“Dude, you got into IIT! You know, there are no girls there? At all!” The IIT’s are so ridiculously notorious for their deplorable sex ratio that Uncyclopedia mentions that the ratio here is better depicted in terms of parts-per-million. Jokes aside though, the scenario here seems fit to be studied by sociologists in order to determine how life-changing an experience in a college with barely any females could be. Or should it matter as much?
“University is supposed to be a place where you make connections -meet people you like, appreciate those you find inspiring, agree with a few, disagree with a few - Why does a skewed sex ratio matter so much? Why look at it as an advantage, disadvantage or an excuse? Your gymkhana positions don’t decide the course of your life, your college sweethearts don’t. For a peer group as strong as Kgp – 1000 diverse, vibrant, intelligent people, utilize those years to get to know as many people, girls or boys. Kgp’s social life is misinterpreted and undervalued. Look at it for what it really is -your very own Social Network”, says Pallavi Jayannavar, batch of 2011.
But it’s not an ideal world out here, and the ratio does end up affecting our everyday lives to an extent we’d rather not admit.
When we first stepped inside the hallowed portals of IIT Kharagpur, we were naïve, as most of you were. Luckily for us, we had the senior girls looking over our shoulders, just as some senior boys were waiting for the new batch of girls. So our seniors thought it wise to give us a double dose of ‘Stay away from boys in Kgp’ funda. In hindsight, it was a little excessive. It gave us an idea that all guys in Kgp were jerks, that we were extremely sought after beings, and anytime a guy came talked to us, it was because he had a little crush on us. At the back of our minds, we had already put ourselves up on a pedestal. Even though we heeded their warnings very seriously initially, it didn’t take us long to realize most of the boys we talked to seemed like normal people.
However, some of you did not disappoint us. Every Spring Fest brings with it a folder titled “First year girls” or the like on DC. Even before that, we were subjected to a constant ogle fest, being photographed in class ever so often, and every day brought with it a new batch of lame-ass texts and Facebook friend requests from people we had never met. Obviously not all boys behave in this crazy, devoid-of-female-contact way, but the few who do make a very bad name for all the guys.
4 out of 5 guys here think life is handed over to the girls on a silver platter. Indeed, sometimes everyone knowing you can be a good thing. It might be better that yours is a face recognized rather than one of those nameless people in class. You usually have an active social life, and most boys would want to get to know you. Fewer girls in KGP are single (44% vs 76%), they have been asked out much more often (73% vs 22%), and they have been rejected less often (14% vs 32%).

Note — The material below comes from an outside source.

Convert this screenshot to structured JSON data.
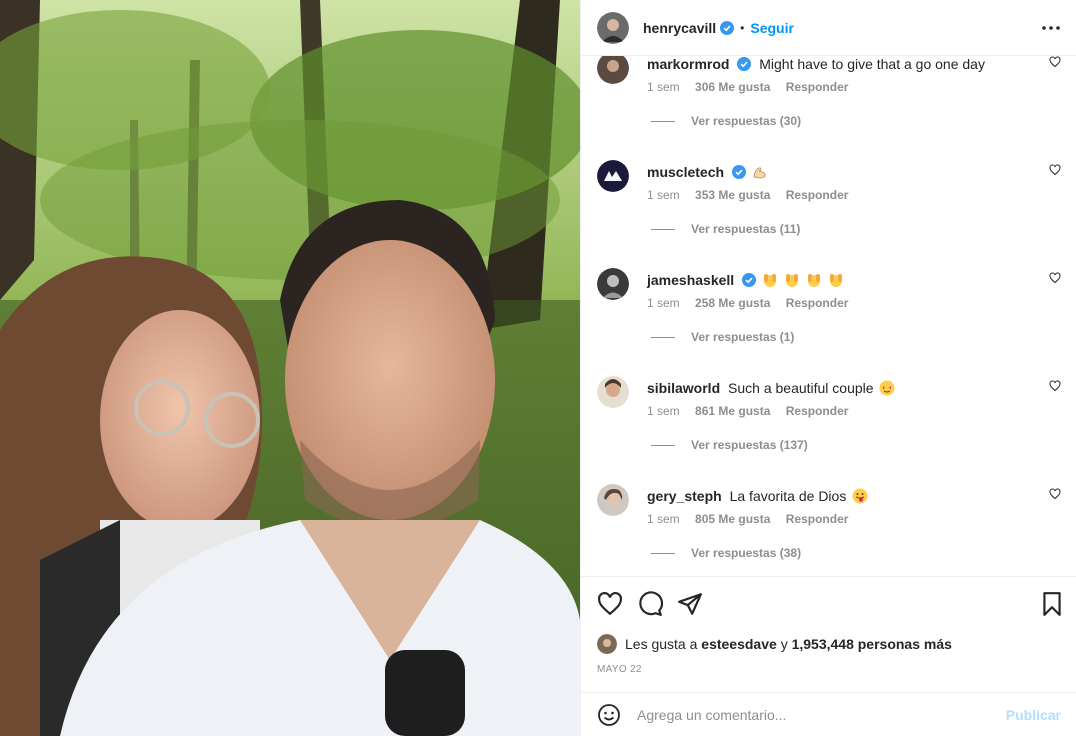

But, sometimes, the constant attention gets a little too much to handle. 67% of the boys say they have harbored resentments towards girls, but that’s not the worst of it. Even in a campus that is as safe as it can be, half the girls feel they have been misbehaved with. Most of us feel stifled by those eyes on us all the time, breathing down our necks, judging us on every step along the way.
“I was never the kind of person who would go by the vox populi. But when one thousand people around you say the same thing you begin to wonder if the problem is really, with you. Except the one thousand people were KGPians and the world is bigger than that 2000 acre campus.”, says Niharika Sravan, batch of 2011.
30% girls say they can’t dress in the way they’d like to and 40% feel they are judged against a higher moral standard. And it’s not just in their heads. When we asked the boys, they admitted that they’d judge girls on the way they dress (69%), on being in multiple relationships on campus (58%), PDA (51%), smoking or drinking (46%) and even on hanging out late at night (31%) in a place where there are practically no time constraints.
We’d like to imagine a world where the girls and boys here were mature enough to have common time slots for swimming instead of early morning slots for the girls only. We would like to go out wearing shorts and skirts without people doubling back to check us out. We’d like to do without the judgmental looks if we ever decide to try a new thing. For a while, we do care about these things, but we get so tired of toeing the line that we decide that the world around us can go to hell, and we will lead our lives exactly the way we want to. Thus, in exchange of a fuller social circle, you get used to living with a lot of disapproval, usually for taking advantage of the “poor boys”. I’m not saying we are completely blameless. Usually we are well aware of what we are doing. At times, we can be utterly devoid of any conscionable feelings and tag you along just for the fun of it. We have been guilty of leading guys on, of not treating them with enough respect, of thinking too highly of ourselves, and at times, of being supremely mean and calculative. But like someone once said, “When life gives you lemons, ask for salt and tequila!”
Understandably, being a part of the minority population gives girls in an IIT a lot of attention. Sometimes we like to revel in it, sometimes we like to take advantage of it. Eventually, we learn to deal with it, maybe even utilize it to our benefit, and get by the 4-5 years of college life just fine. It is an experience we’d never get to have anywhere else for sure. Do we wish it were different? For some part, yes, but then, we’re girls in an IIT, and we’d not trade that for anything in the world.